A única saída, então, consistiria em afirmar que somente uma experiência
situada além de toda estrutura nos abre acesso ao velamento de sua presença, o
que se manifesta conceitualmente, por exemplo, nas teologias negativas que
instituem o um do ente arrancado ao múltiplo, e nomeável unicamente como o
“outro absoluto”. Esse tipo de ontologia Badiou denomina “ontologia da
presença” (ontologia não matemática, poética) que é radicalmente contraposta a
seu projeto de ontologia, uma vez que a presença é exatamente o contrário da
apresentação que é o ser múltiplo tal como efetivamente exposto. Do ponto de
vista linguístico, a linguagem poética é a mais adequada para a ontologia da
presença.
Conceitualmente,
para Badiou uma ontologia existe no regime positivo da predicação e até da
formalização, ou seja, na experiência da invenção dedutiva. Assim, a
contraposição à ontologia da presença vai consistir no “rigor do subtrativo em
que o ente não é dito senão por ser inconjecturável por toda presença e por
toda experiência”.65 Daí sua tese central
em contraposição às ontologias da presença: a ontologia só pode ser uma “teoria
das multiplicidades inconsistentes enquanto tais”.
Ela é,
assim, a ciência do múltiplo enquanto múltiplo, o que significa dizer que seu
tema axial é a multiplicidade inconsistente. Uma questão permanece aqui em
aberto: onde está o ponto de ser absolutamente inicial? Para Badiou, aqui se
põe precisamente a questão explicitada por Leibniz: por que existe algo e não
nada? De que múltiplo primeiro se afirma a existência?
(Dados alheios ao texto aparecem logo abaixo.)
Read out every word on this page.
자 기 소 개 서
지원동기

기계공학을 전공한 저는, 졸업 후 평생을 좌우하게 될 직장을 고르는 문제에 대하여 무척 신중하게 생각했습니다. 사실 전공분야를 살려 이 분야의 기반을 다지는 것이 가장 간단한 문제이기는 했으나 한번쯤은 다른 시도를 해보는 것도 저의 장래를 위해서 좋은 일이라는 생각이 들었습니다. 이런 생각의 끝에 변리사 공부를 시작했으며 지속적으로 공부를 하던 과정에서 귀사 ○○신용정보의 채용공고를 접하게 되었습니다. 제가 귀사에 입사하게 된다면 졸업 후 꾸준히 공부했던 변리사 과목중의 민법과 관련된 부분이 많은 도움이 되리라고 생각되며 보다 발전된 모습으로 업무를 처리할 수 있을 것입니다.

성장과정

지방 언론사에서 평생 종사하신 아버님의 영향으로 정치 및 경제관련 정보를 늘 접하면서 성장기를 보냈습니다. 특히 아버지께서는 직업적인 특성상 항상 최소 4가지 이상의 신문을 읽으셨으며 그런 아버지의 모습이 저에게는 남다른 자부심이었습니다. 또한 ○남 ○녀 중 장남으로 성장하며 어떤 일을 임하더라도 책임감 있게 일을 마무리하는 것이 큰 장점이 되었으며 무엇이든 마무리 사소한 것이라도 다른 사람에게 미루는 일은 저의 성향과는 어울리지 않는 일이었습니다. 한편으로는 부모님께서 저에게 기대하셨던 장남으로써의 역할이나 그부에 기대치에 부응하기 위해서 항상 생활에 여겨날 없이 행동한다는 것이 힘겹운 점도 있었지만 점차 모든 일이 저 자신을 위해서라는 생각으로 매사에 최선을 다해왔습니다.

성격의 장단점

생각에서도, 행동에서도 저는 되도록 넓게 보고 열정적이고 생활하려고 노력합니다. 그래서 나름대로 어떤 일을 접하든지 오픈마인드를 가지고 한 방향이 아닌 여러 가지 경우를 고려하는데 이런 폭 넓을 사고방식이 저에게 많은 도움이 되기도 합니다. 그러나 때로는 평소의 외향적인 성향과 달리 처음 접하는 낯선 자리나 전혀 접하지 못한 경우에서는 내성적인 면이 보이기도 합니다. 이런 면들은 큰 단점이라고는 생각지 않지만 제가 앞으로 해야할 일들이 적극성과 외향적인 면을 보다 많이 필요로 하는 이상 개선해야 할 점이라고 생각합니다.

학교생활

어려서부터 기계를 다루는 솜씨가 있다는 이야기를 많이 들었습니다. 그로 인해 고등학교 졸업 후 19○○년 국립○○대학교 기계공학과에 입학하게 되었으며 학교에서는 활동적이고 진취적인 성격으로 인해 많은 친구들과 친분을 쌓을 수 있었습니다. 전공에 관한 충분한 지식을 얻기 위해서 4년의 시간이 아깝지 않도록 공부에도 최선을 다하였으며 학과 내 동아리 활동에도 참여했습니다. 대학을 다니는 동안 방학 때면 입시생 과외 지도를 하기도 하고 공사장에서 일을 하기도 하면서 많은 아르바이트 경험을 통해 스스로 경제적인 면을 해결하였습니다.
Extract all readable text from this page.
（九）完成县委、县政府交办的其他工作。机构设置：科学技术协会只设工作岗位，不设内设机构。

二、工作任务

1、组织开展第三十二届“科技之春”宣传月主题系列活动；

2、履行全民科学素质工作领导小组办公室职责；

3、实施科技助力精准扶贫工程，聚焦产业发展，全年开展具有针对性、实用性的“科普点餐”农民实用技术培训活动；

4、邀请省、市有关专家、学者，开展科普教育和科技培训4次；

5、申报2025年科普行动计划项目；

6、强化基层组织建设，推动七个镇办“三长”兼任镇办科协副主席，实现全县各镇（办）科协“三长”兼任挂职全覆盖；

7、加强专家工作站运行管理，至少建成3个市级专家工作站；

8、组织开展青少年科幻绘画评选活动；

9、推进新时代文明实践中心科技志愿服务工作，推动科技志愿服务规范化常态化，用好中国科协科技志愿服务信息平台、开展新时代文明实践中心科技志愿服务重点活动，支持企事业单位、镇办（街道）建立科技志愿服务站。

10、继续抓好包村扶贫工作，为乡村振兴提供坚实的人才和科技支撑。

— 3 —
Esse constitui para
Badiou o problema central da sutura subtrativa da teoria dos conjuntos, e para
ele isso implica afirmar que a primeira multiplicidade apresentada tem de ser
múltipla de nada, que é justamente o nome da inapresentação na apresentação,
pois do contrário ela seria múltipla de alguma coisa que, enquanto tal, estaria
na posição do um: “[...] o inapresentável não pode vir à linguagem senão como o
que é ‘múltiplo’ de nada”.66
O nada
nomeia precisamente o indizível da apresentação,67
que é tanto da estrutura, da consistência, quanto o nada do múltiplo puro, isto
é, da inconsistência. Enquanto tal ele é uma sutura ao ente, uma sutura
ontológica, a existência de um inexistente. Portanto, qualquer composição só
pode ser feita a partir desse “múltiplo- de-nada”, ou seja, do “vazio”, que
assim se constitui como o nome próprio do ente e como sua segunda categoria
fundamental. Numa palavra, “o único termo de que se tecem as composições sem
conceito é forçosamente o vazio”.68
Esta é
também uma lei de toda apresentação, ou seja, a errância do vazio, a
inapresentabilidade como não encontro, o que significa afirmar que a ontologia
é obrigada a propor uma teoria do vazio. Daí a afirmação: “[...] toda
apresentação estruturada inapresenta ‘seu’ vazio, no modo desse ‘não um’ que
nada mais é do que a face subtrativa da conta”.69
A ontologia é a teoria do múltiplo inconsistente de qualquer situação, numa
palavra, do múltiplo subtraído a toda lei particular, a toda “conta-por-um”.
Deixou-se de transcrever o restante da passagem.